When Kathleen Weiner took up her post as chief development officer for Outer Cape Health Services in 2017, she launched a capital campaign and chose Irene Daitch as one of the four honorary chairs. Irene was 93 at the time.
“I was impressed by Irene’s love and passion for Wellfleet and her determination to see the renovation of the old Wellfleet health center through,” Weiner said.
And see it through she did. Constructed from a Sears Roebuck kit in 1966, the Wellfleet Outer Cape Health building was the oldest community health center structure in Massachusetts. The transformation of the old building into a bright, clean medical facility was completed in June 2019, and at the center of the group on the day of the ribbon cutting that opened the new facility was Irene, oversized scissors in hand.
Irene died at Cape Cod Hospital on Feb. 25, 2024 after spending the day with her family. She was 100.
The daughter of Jack and Frances Myers, Irene was born on Nov. 10, 1923 in Winthrop. Her parents were Eastern European immigrants; her father, who ran an auto body shop in the south end of Boston that serviced delivery trucks from the Boston Herald and Boston Globe, was from Russia, and her mother “Fannie,” who sold newspapers on the streets of the West End, was from Lithuania.
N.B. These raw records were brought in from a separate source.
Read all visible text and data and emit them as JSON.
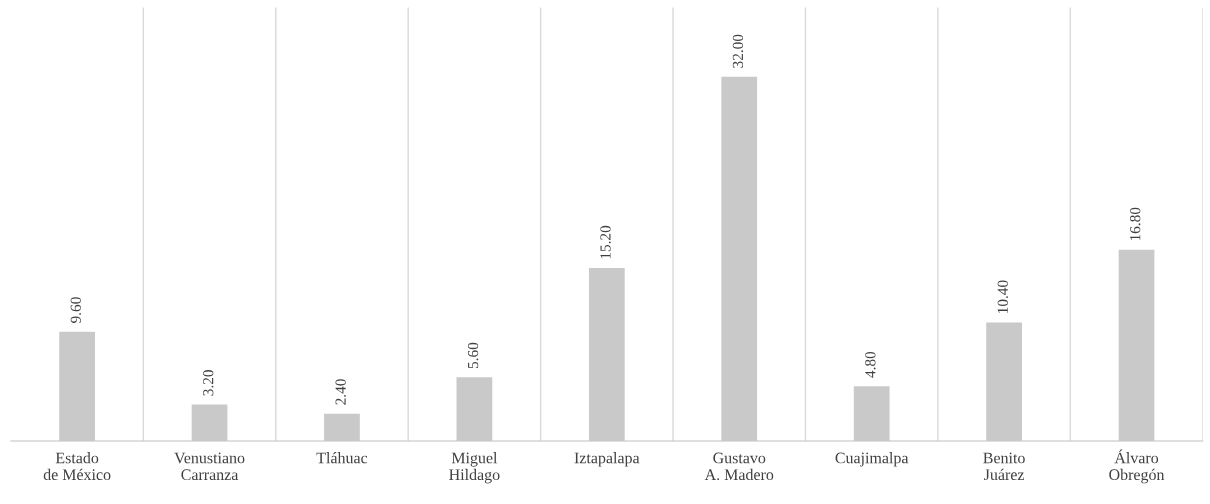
{
  "chart_data": {
    "type": "bar",
    "categories": [
      "Estado\nde México",
      "Venustiano\nCarranza",
      "Tláhuac",
      "Miguel\nHildago",
      "Iztapalapa",
      "Gustavo\nA. Madero",
      "Cuajimalpa",
      "Benito\nJuárez",
      "Álvaro\nObregón"
    ],
    "values": [
      9.6,
      3.2,
      2.4,
      5.6,
      15.2,
      32.0,
      4.8,
      10.4,
      16.8
    ],
    "value_labels": [
      "9.60",
      "3.20",
      "2.40",
      "5.60",
      "15.20",
      "32.00",
      "4.80",
      "10.40",
      "16.80"
    ],
    "color": "#c9c9c9",
    "grid": "x",
    "tick_labels": "x",
    "legend": false
  }
}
Irene spent her earliest years in Roxbury before the family moved to Brighton. She graduated from Brighton High School in 1941 and went on to earn a sociology degree from Bates College in Lewiston, Maine in 1945.
Her first job was as a camp counselor at Camp Tevya in Brookline, N.H. It was in that job that Irene’s genius for caring for and organizing people became clear, said her daughter, Barbara. While she was escorting a group of campers back to Boston on the train, it derailed (though not dangerously), and the group had to leave the train to wait for other transportation. To keep spirits up and pass the time, Irene organized the campers into a singing group. The derailment and the impromptu singing were later written up in the Globe.
“She never lost that,” Barbara said. “She was always enthusiastic, high energy, and smart; she knew how to handle groups of people. And she woke up every morning with a smile on her face.”
Irene met her future husband, Herbert Edward Daitch, at Bates “on a blind date once removed,” as Barbara put it. One of Herbert’s friends needed a car to go on a date, so Herbert agreed to supply the car if his friend supplied a date for him. That turned out to be a friend of Irene’s.
Irene married Herbert in 1944, between her junior and senior years, and she managed to wrangle a semester at Radcliffe College to be near Herbert, who was in dental school at Tufts.
The couple settled in Belmont, where Herbert established a dental practice while Irene worked for Jewish Vocational Services after World War II. She also worked for a time at her aunt’s clothing store, and having been a choral singer in college, she founded the Belmont Community Chorus. But after their daughter was born, Irene stayed at home until, Barbara said, “she wanted more than just waiting for her daughter to come home from school.”
She applied to Boston University and received a master of social work degree there in 1961.
Irene went on to a 25-year career as a clinical social worker at McLean Hospital in Belmont, considered an elite and luxurious institution for psychiatric treatment.
The family began vacationing in Wellfleet in 1958, first renting a house and then buying one in 1961at the corner of Main and Commercial streets. In 1978, the family bought the house on Chequessett Neck Road to which Irene and Herbert retired in 1989.
Barbara remembers the “golden days” of late summer in Irene’s preretirement years building the foundation of Irene’s deep love for the town.
Once retired, Irene and Herbert devoted themselves to community life. Irene ran a stroke recovery group with a former colleague for a time, and Herbert served on the board of the conservation trust, on which Barbara currently serves. But Irene’s greatest commitment was to the preservation and improvement of health care in Wellfleet.
From 1995 to 2005, she served on the board of Outer Cape Health Services and was its president from 2003 to 2005. At a time when the health center’s Wellfleet facility was in danger of closing — there was talk of moving it to Orleans, according to Barbara — Irene fought hard to keep it in Wellfleet.
“She was wonderful,” said Weiner.
“She was extremely generous with her time and her love,” said Barbara. “She delighted in and doted on my daughter, Jocelyn, and would light up like a Christmas tree when Jocelyn came into the room.”
Irene is survived by her daughter, Barbara Cary of Wellfleet, and granddaughter, Jocelyn Cary of Boston; by nieces Susan Daitch of Brooklyn, N.Y. and Karen Myers of Acton; by nephew Alan Futerfas of New York City; and by many grandnieces and grandnephews.
Her funeral took place in Sharon at Sharon Memorial Park on Feb. 29. A celebration of Irene’s life will take place in the summer or fall in Wellfleet, with details to be announced.
Donations in Irene’s name can be made to Outer Cape Health Services at outercape.org/giving/.